Are you joking me? Have you ever tried to make your own templates from scratch with WordPress?!?! No thank you. HTML mixed with PHP functions that echo Thor knows what and all in the name of simplicity?! Dear WordPress, PHP has great templating capabilities already, if you would pull your head out of your butt and check out Smarty. It seems silly to me that any web based PHP software would not use a templating engine at all. I can only think of a few very minor python web frameworks that don't use templates, and ruby on rails? Yup, they have templates as well. Seriously, I tried for weeks to get my head around the bass-ackwardness of WordPress templates, to no avail. In about an hour, I had wrote a php web framework that was not only easy to use (read: written for my wife), object oriented, and quick. It's not that hard, but WordPress seems to be splitting logs with a pancake in that regard.

Jack of All Spades, But Just Can't Juggle

Although I hated the guy, I knew someone who used a very good analogy. He used the analogy of juggling to point out that juggling three balls is good, four is even better, but it's incredibly difficult to juggle 9, and requires more skill than most people have. The end result is that your mother is asking you to replace all the eggs you ruined while trying to juggle so many. WordPress's stock capabilities are so massive that I don't really feel that it really excels at any one thing. Sure, there are extensions, but most of them are more noodlish (read: spaghetti) as WordPress itself is. However, extensions should add to an already good base of features, and I feel like, for the most part, there aren't great features, just a lot of features.

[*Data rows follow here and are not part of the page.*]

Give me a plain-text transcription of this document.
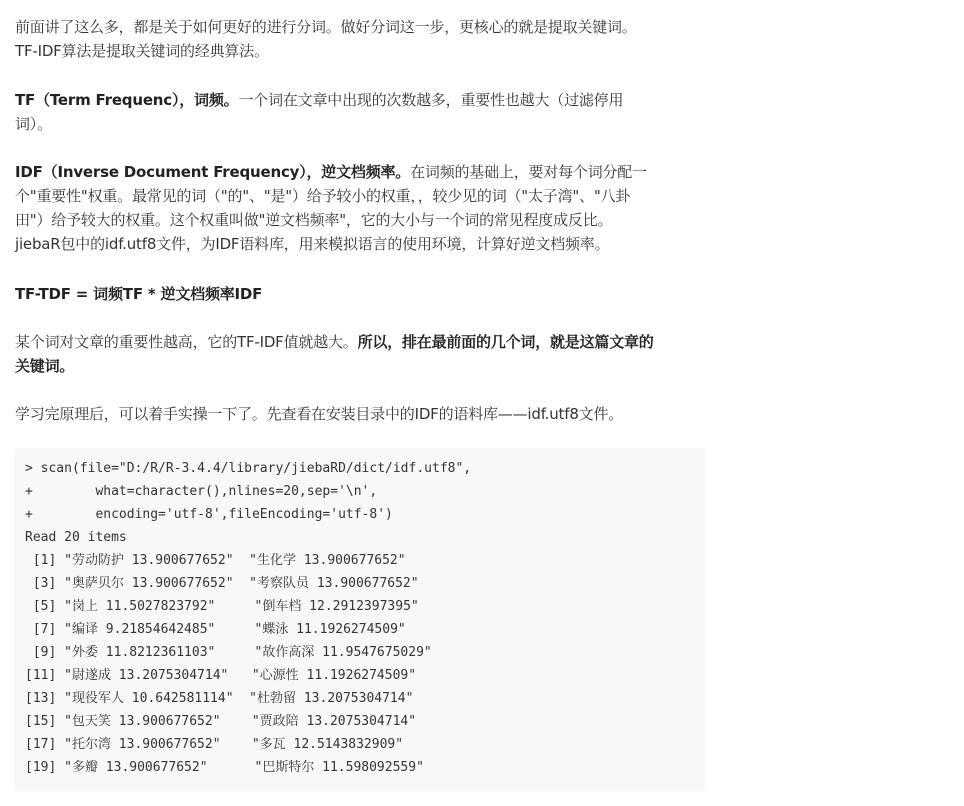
前面讲了这么多，都是关于如何更好的进行分词。做好分词这一步，更核心的就是提取关键词。
TF-IDF算法是提取关键词的经典算法。
TF（Term Frequenc），词频。一个词在文章中出现的次数越多，重要性也越大（过滤停用
词）。
IDF（Inverse Document Frequency），逆文档频率。在词频的基础上，要对每个词分配一
个"重要性"权重。最常见的词（"的"、"是"）给予较小的权重，，较少见的词（"太子湾"、"八卦
田"）给予较大的权重。这个权重叫做"逆文档频率"，它的大小与一个词的常见程度成反比。
jiebaR包中的idf.utf8文件，为IDF语料库，用来模拟语言的使用环境，计算好逆文档频率。
TF-TDF = 词频TF * 逆文档频率IDF
某个词对文章的重要性越高，它的TF-IDF值就越大。所以，排在最前面的几个词，就是这篇文章的
关键词。
学习完原理后，可以着手实操一下了。先查看在安装目录中的IDF的语料库——idf.utf8文件。
> scan(file="D:/R/R-3.4.4/library/jiebaRD/dict/idf.utf8",
+        what=character(),nlines=20,sep='\n',
+        encoding='utf-8',fileEncoding='utf-8')
Read 20 items
[1] "劳动防护 13.900677652"  "生化学 13.900677652"
[3] "奥萨贝尔 13.900677652"  "考察队员 13.900677652"
[5] "岗上 11.5027823792"     "倒车档 12.2912397395"
[7] "编译 9.21854642485"     "蝶泳 11.1926274509"
[9] "外委 11.8212361103"     "故作高深 11.9547675029"
[11] "尉遂成 13.2075304714"   "心源性 11.1926274509"
[13] "现役军人 10.642581114"  "杜勃留 13.2075304714"
[15] "包天笑 13.900677652"    "贾政陪 13.2075304714"
[17] "托尔湾 13.900677652"    "多瓦 12.5143832909"
[19] "多瓣 13.900677652"      "巴斯特尔 11.598092559"
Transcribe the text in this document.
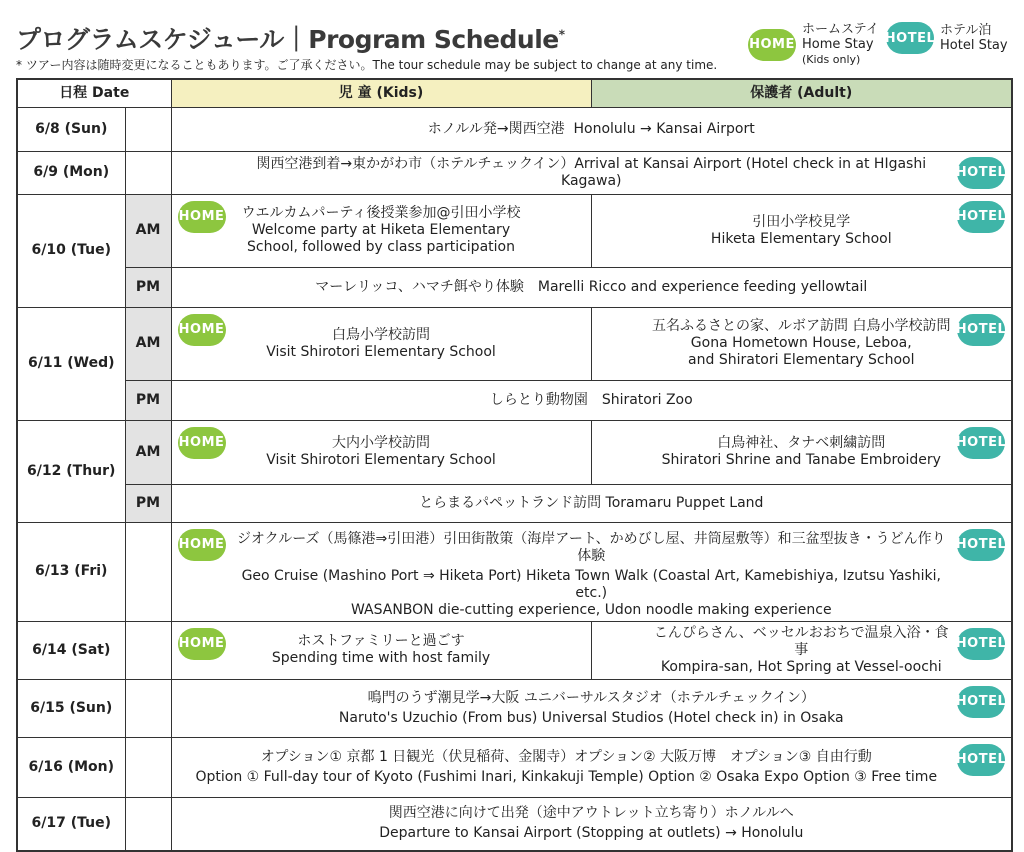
プログラムスケジュール｜Program Schedule*
* ツアー内容は随時変更になることもあります。ご了承ください。The tour schedule may be subject to change at any time.
HOME
ホームステイ
Home Stay
(Kids only)
HOTEL ホテル泊
Hotel Stay
日程 Date		児 童 (Kids)	保護者 (Adult)
6/8 (Sun)		ホノルル発→関西空港 Honolulu → Kansai Airport	
6/9 (Mon)		関西空港到着→東かがわ市（ホテルチェックイン）Arrival at Kansai Airport (Hotel check in at HIgashi Kagawa) HOTEL	

6/10 (Tue)	AM	HOME ウエルカムパーティ後授業参加@引田小学校
Welcome party at Hiketa Elementary
School, followed by class participation	HOTEL
引田小学校見学
Hiketa Elementary School

	PM	マーレリッコ、ハマチ餌やり体験　Marelli Ricco and experience feeding yellowtail	
6/11 (Wed)	AM	HOME 白鳥小学校訪問
Visit Shirotori Elementary School	HOTEL
五名ふるさとの家、ルボア訪問 白鳥小学校訪問
Gona Hometown House, Leboa,
and Shiratori Elementary School

	PM	しらとり動物園　Shiratori Zoo	
6/12 (Thur)	AM	HOME 大内小学校訪問
Visit Shirotori Elementary School	HOTEL
白鳥神社、タナベ刺繍訪問
Shiratori Shrine and Tanabe Embroidery

	PM	とらまるパペットランド訪問 Toramaru Puppet Land	
6/13 (Fri)		HOME HOTEL
ジオクルーズ（馬篠港⇒引田港）引田街散策（海岸アート、かめびし屋、井筒屋敷等）和三盆型抜き・うどん作り体験
Geo Cruise (Mashino Port ⇒ Hiketa Port) Hiketa Town Walk (Coastal Art, Kamebishiya, Izutsu Yashiki, etc.)
WASANBON die-cutting experience, Udon noodle making experience	

6/14 (Sat)		HOME ホストファミリーと過ごす
Spending time with host family	HOTEL
こんぴらさん、ベッセルおおちで温泉入浴・食事
Kompira-san, Hot Spring at Vessel-oochi

6/15 (Sun)		HOTEL
鳴門のうず潮見学→大阪 ユニバーサルスタジオ（ホテルチェックイン）
Naruto's Uzuchio (From bus) Universal Studios (Hotel check in) in Osaka	

6/16 (Mon)		HOTEL
オプション① 京都 1 日観光（伏見稲荷、金閣寺）オプション② 大阪万博　オプション③ 自由行動
Option ① Full-day tour of Kyoto (Fushimi Inari, Kinkakuji Temple) Option ② Osaka Expo Option ③ Free time	

6/17 (Tue)		関西空港に向けて出発（途中アウトレット立ち寄り）ホノルルへ
Departure to Kansai Airport (Stopping at outlets) → Honolulu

So, to sum it all up, WordPress is intended for the blogging mother of three from Suburbia, but once it tries to handle everything I throw it, I'm the one who gets egg on my face. All in all, I didn't mind WordPress. I don't think I would have tried it if it weren't in the auto-installer on Dreamhost, but now I have an opportunity to write a blog software in Django, and implement it. I'll even write some migration code from WordPress to my new Neptune blog software, so I won't lose my posts this time. And the nature of Django means I'll be able to add features to a stable site, which is where I would have liked to have been three months ago.